I realize there is an important value of not treating signs and language and tools as identical entities. I suppose my question then has more to do with how these mediations key into perception and embodied experience?

Vygotsky's separation of signs as a cultural indication is not without value, and I don't mean to spoil that distinction. 

Still, what happens when the tool IS a sign, or the sign IS a tool? Consider the computer, for example, how it is both tool and sign. 

Is it not like the red hot iron ball? We can never separate out the fire from the iron and the iron from the fire except when we conceptually understand the attributes of iron and of fire. 

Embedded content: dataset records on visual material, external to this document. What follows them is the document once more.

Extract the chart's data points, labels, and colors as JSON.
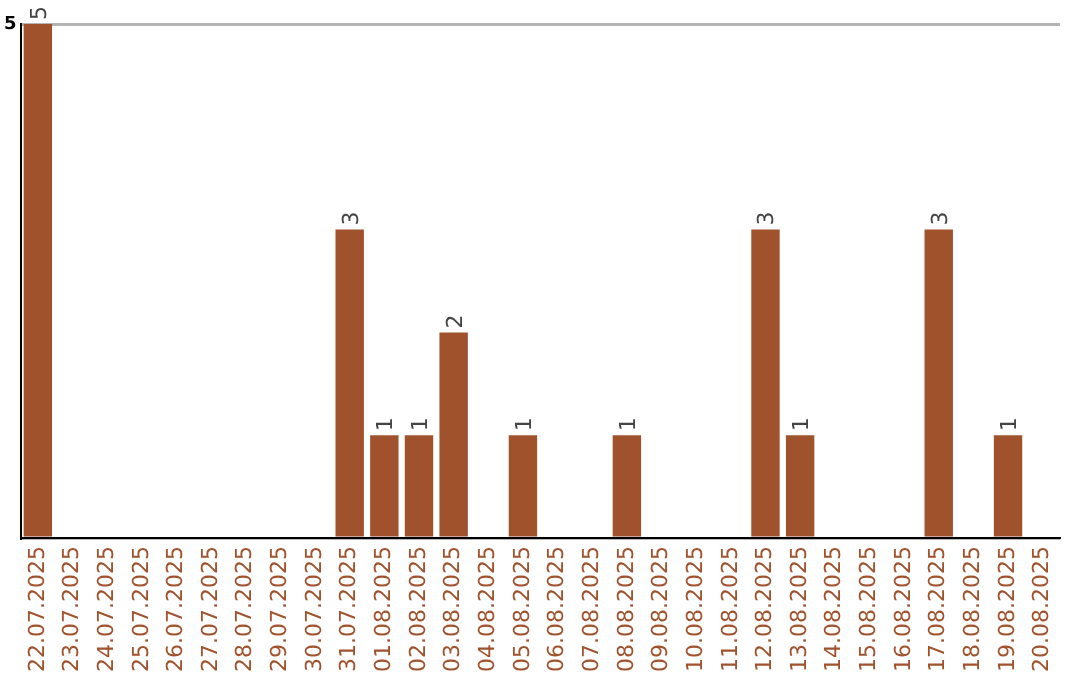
{
  "chart_data": {
    "type": "bar",
    "categories": [
      "22.07.2025",
      "23.07.2025",
      "24.07.2025",
      "25.07.2025",
      "26.07.2025",
      "27.07.2025",
      "28.07.2025",
      "29.07.2025",
      "30.07.2025",
      "31.07.2025",
      "01.08.2025",
      "02.08.2025",
      "03.08.2025",
      "04.08.2025",
      "05.08.2025",
      "06.08.2025",
      "07.08.2025",
      "08.08.2025",
      "09.08.2025",
      "10.08.2025",
      "11.08.2025",
      "12.08.2025",
      "13.08.2025",
      "14.08.2025",
      "15.08.2025",
      "16.08.2025",
      "17.08.2025",
      "18.08.2025",
      "19.08.2025",
      "20.08.2025"
    ],
    "values": [
      5,
      0,
      0,
      0,
      0,
      0,
      0,
      0,
      0,
      3,
      1,
      1,
      2,
      0,
      1,
      0,
      0,
      1,
      0,
      0,
      0,
      3,
      1,
      0,
      0,
      0,
      3,
      0,
      1,
      0
    ],
    "value_labels": [
      "5",
      null,
      null,
      null,
      null,
      null,
      null,
      null,
      null,
      "3",
      "1",
      "1",
      "2",
      null,
      "1",
      null,
      null,
      "1",
      null,
      null,
      null,
      "3",
      "1",
      null,
      null,
      null,
      "3",
      null,
      "1",
      null
    ],
    "color": "#a0522d",
    "ylim": [
      0,
      5
    ],
    "yticks": [
      {
        "value": 0,
        "label": null
      },
      5
    ],
    "grid": "y",
    "legend": false
  }
}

If we do not understand them as conceptually separate, then we can confuse the properties with iron with that of fire and vice versa. But in terms of material, it is impossible to look at the red hot iron ball and materially separate them at that moment in time. To our perception, it may appear that the fire is round and heavy or the iron is red and hot (hence red hot iron ball as represented in our language), but we know that it is iron that gives shape and weight, and fire that gives temperature and color.  

However even if we confuse them, that is a kind of mediation. It may not be an informed one, but it has an apparent reality that is acted upon as such. 

We don't really change our behavior in the hot sunshine knowing that the earth goes round the sun, even if we perceive it the other way around. In fact our perceptions are the means in which we reason to take off our sweaters, right?